Il caso olandese. Noa, l’assenza dello Stato che non cura
Caro direttore, non vi è dubbio alcuno sull’estrema drammaticità della storia di Noa, la giovane e bella ragazza olandese di diciassette anni, morta nella sua abitazione per suicidio assistito (le cui modalità si comprenderanno a conclusione degli accertamenti in corso).
Morta perché caduta in profonda depressione in seguito a più stupri subiti sin dall’età di 11 anni. Una vicenda che mozza il fiato. Tuttavia, come in altre circostanze drammatiche, non possiamo lasciare l’ultima parola al sentimento di angoscia che ci assale, aggiungendo semplicemente un sospiro sconfortato.
Certamente, l’umanità dolente va sempre riconosciuta e accolta. Così è per Noa figlia, nipote, sorella nostra. Tuttavia, abbiamo il dovere di riflettere e trovare insieme quelle risposte ai problemi e ai dolori della vita, in questo caso in parte ancora mancanti e in parte chiaramente mancate, che non portano a fare della morte una scelta condivisa e organizzata, esito di una pianificazione concordata, ma a superare gli ostacoli per riconfermarsi nella vita, scoprendone comunque un senso positivo e insieme a esso la preziosità di se stessi. La vicenda di Noa presenta diversi aspetti conturbanti: le ripetute violenze subite, il comprensibile stato di depressione e la malattia psichiatrica (autolesionismo, tentativi di suicidio, ricoveri), la minore età, un’ostinata opzione per la morte, la battaglia legale, l’annuncio sui social, l’aiuto a farla finita.
Ma prima di ogni altra considerazione, una domanda: che ne è stato dei violentatori? L’affermarsi della giustizia con un processo e una severa condanna avrebbero forse potuto attutire la depressione della vittima. L’Olanda è stato il primo Paese europeo ad approvare la cosiddetta 'interruzione volontaria della vita' che apre a certe condizioni alla morte su richiesta da parte dei minorenni. Fino a oggi, però, almeno ufficialmente, non si era verificato un caso simile a quello di Noa. Evidentemente, la breccia aperta solo per alcune situazioni ha trascinato con sé molto di più di quello che si credeva di aver stabilito. Molti tra i fautori dell’eutanasia non vogliono sentir parlare del 'piano inclinato', ovvero di quel 'pendio scivoloso' che un po’ alla volta veicola e trasporta sempre più situazioni verso la fine della vita su richiesta. Eppure è così. L’esperienza lo dimostra.
Una volta rotto il principio della indisponibilità della vita (la morte si accetta, ma non si cagiona), tutto è possibile. Una volta scissa la vita dalla qualità della vita, la biologia dalla biografia, l’essere umano dalla persona, la dignità dai diritti, tutto è possibile, tutto diviene lecito. Fa riflettere quanto scritto da Noa su Istagram: «Non ero viva da troppo tempo, sopravvivevo e ora non faccio più neanche quello. Respiro ancora, ma non sono più viva».
Quanti potrebbero dire la stessa cosa, in momenti difficili della vita dove l’angoscia e il buio sembrano prendere il sopravvento? La fede religiosa con l’orizzonte di senso e di speranza che riesce ad aprire aiuta davvero tante persone nella stessa fragilità, e avrebbe potuto aiutare anche questa giovanissima donna. In ogni caso, nessuna umana risposta dovrebbe assecondare la morte organizzandola, né in ospedale né a domicilio, ma essere tesa a ridare – per restare in tema – la vita a chi si trova nella sofferenza: cura e amore; amore e cura.

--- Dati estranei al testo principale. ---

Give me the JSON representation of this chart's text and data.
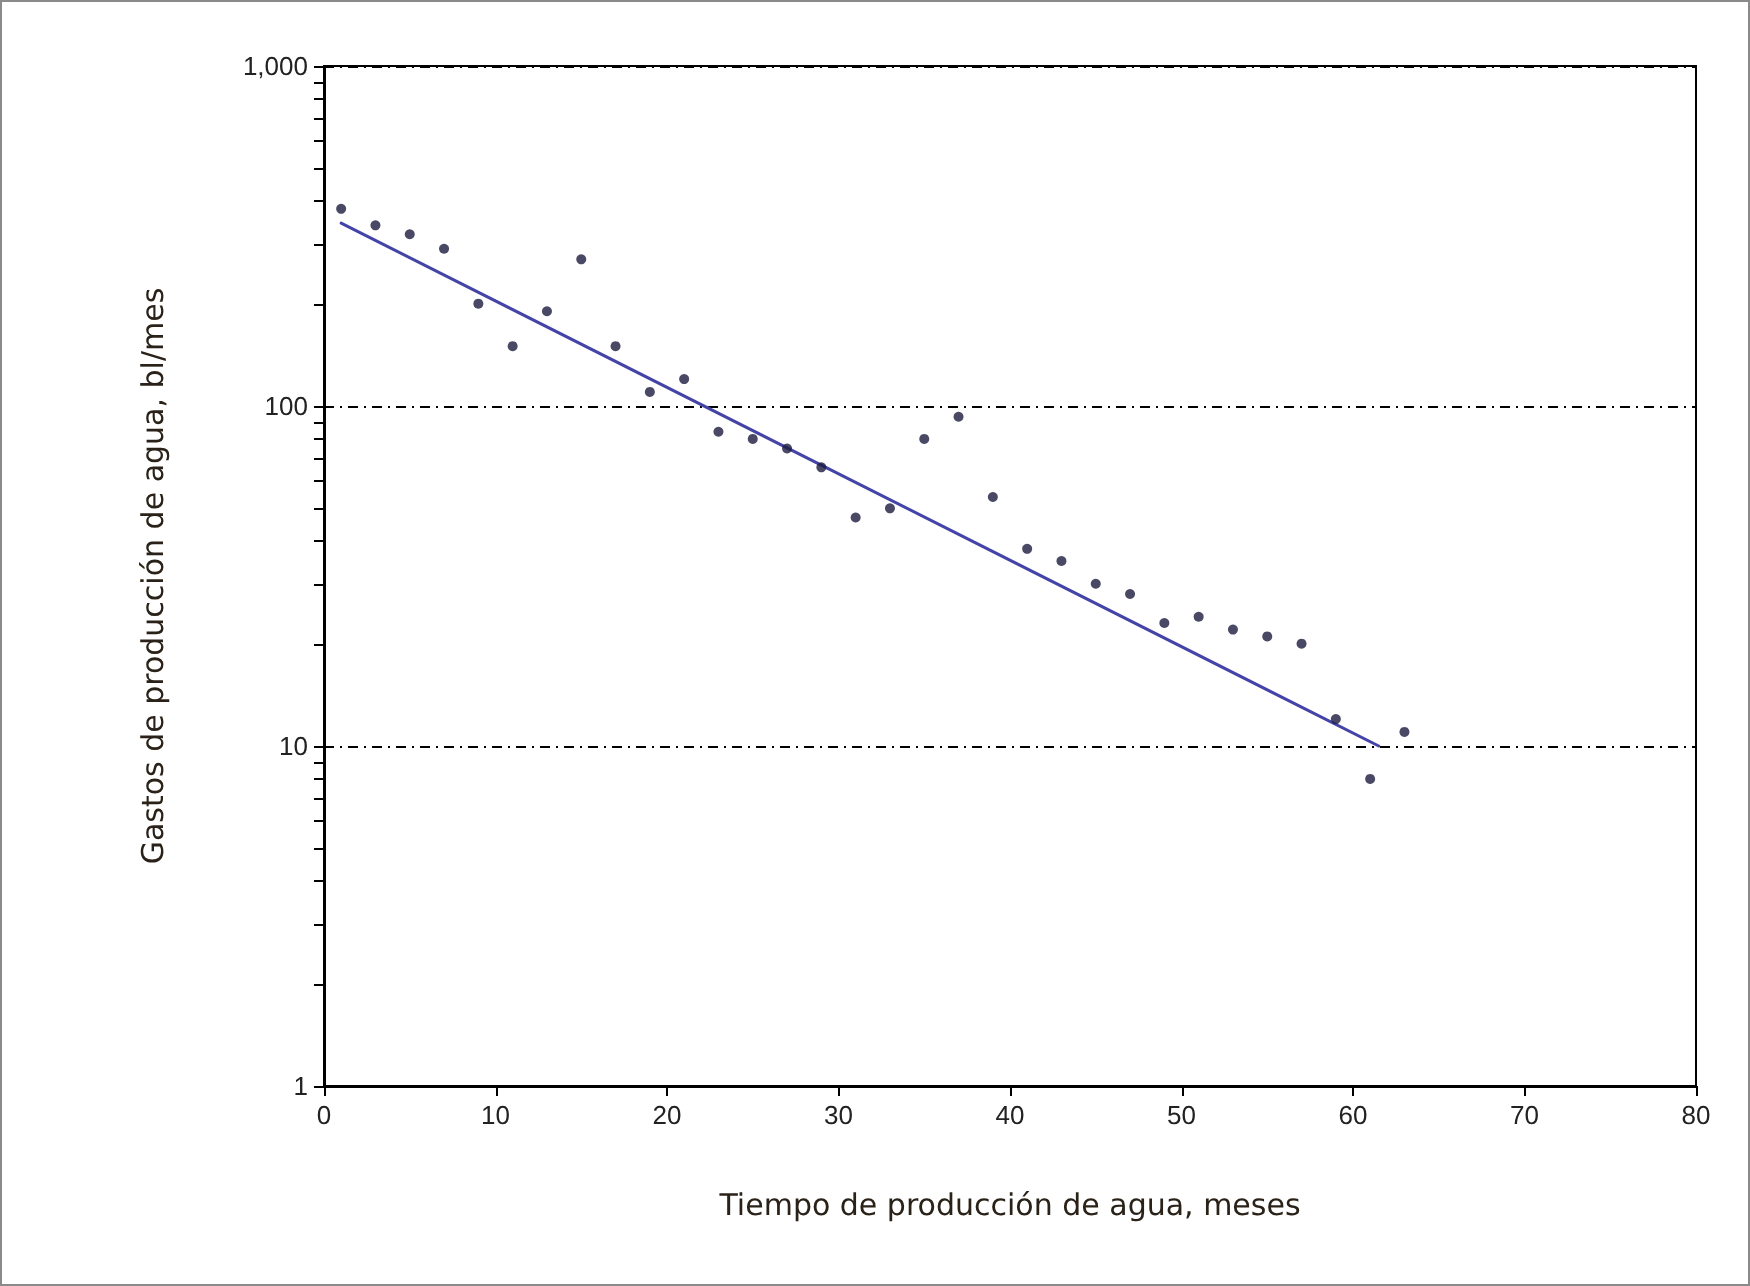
{
  "chart_data": {
    "type": "scatter",
    "xlabel": "Tiempo de producción de agua, meses",
    "ylabel": "Gastos de producción de agua, bl/mes",
    "x": [
      1,
      3,
      5,
      7,
      9,
      11,
      13,
      15,
      17,
      19,
      21,
      23,
      25,
      27,
      29,
      31,
      33,
      35,
      37,
      39,
      41,
      43,
      45,
      47,
      49,
      51,
      53,
      55,
      57,
      59,
      61,
      63
    ],
    "series": [
      {
        "color": "#1c1c40",
        "marker": "circle",
        "values": [
          380,
          340,
          320,
          290,
          200,
          150,
          190,
          270,
          150,
          110,
          120,
          84,
          80,
          75,
          66,
          47,
          50,
          80,
          93,
          54,
          38,
          35,
          30,
          28,
          23,
          24,
          22,
          21,
          20,
          12,
          8,
          11
        ]
      },
      {
        "type": "line",
        "color": "#4444a8",
        "marker": "none",
        "line_style": "solid",
        "x": [
          1,
          61.5
        ],
        "values": [
          345,
          10
        ]
      }
    ],
    "xlim": [
      0,
      80
    ],
    "xticks": [
      0,
      10,
      20,
      30,
      40,
      50,
      60,
      70,
      80
    ],
    "ylim": [
      1,
      1000
    ],
    "yticks": [
      1,
      {
        "value": 2,
        "label": null
      },
      {
        "value": 3,
        "label": null
      },
      {
        "value": 4,
        "label": null
      },
      {
        "value": 5,
        "label": null
      },
      {
        "value": 6,
        "label": null
      },
      {
        "value": 7,
        "label": null
      },
      {
        "value": 8,
        "label": null
      },
      {
        "value": 9,
        "label": null
      },
      10,
      {
        "value": 20,
        "label": null
      },
      {
        "value": 30,
        "label": null
      },
      {
        "value": 40,
        "label": null
      },
      {
        "value": 50,
        "label": null
      },
      {
        "value": 60,
        "label": null
      },
      {
        "value": 70,
        "label": null
      },
      {
        "value": 80,
        "label": null
      },
      {
        "value": 90,
        "label": null
      },
      100,
      {
        "value": 200,
        "label": null
      },
      {
        "value": 300,
        "label": null
      },
      {
        "value": 400,
        "label": null
      },
      {
        "value": 500,
        "label": null
      },
      {
        "value": 600,
        "label": null
      },
      {
        "value": 700,
        "label": null
      },
      {
        "value": 800,
        "label": null
      },
      {
        "value": 900,
        "label": null
      },
      {
        "value": 1000,
        "label": "1,000"
      }
    ],
    "log": "y",
    "grid": "y"
  }
}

Tanto più, questo, in una famiglia fondata sull’amore e in uno Stato civile. La famiglia, a quanto sappiamo, accanto a Noa per la sua parte c’è stata. Non c’è stato, invece, lo Stato olandese con cure adeguate e realmente fruibili: medici e psichiatri che hanno seguito la ragazza lo hanno sottolineato con amarezza. Un’assenza terribile. Che la presenza di giudici che hanno amministrato e amministreranno la legge eutanasica non colma e, anzi, ingigantisce. La morte – ripetiamolo – si accetta e non si cagiona. Pensiamoci bene adesso che in Italia si torna a discutere e si progetta di legiferare di nuovo su fine vita ed eutanasia.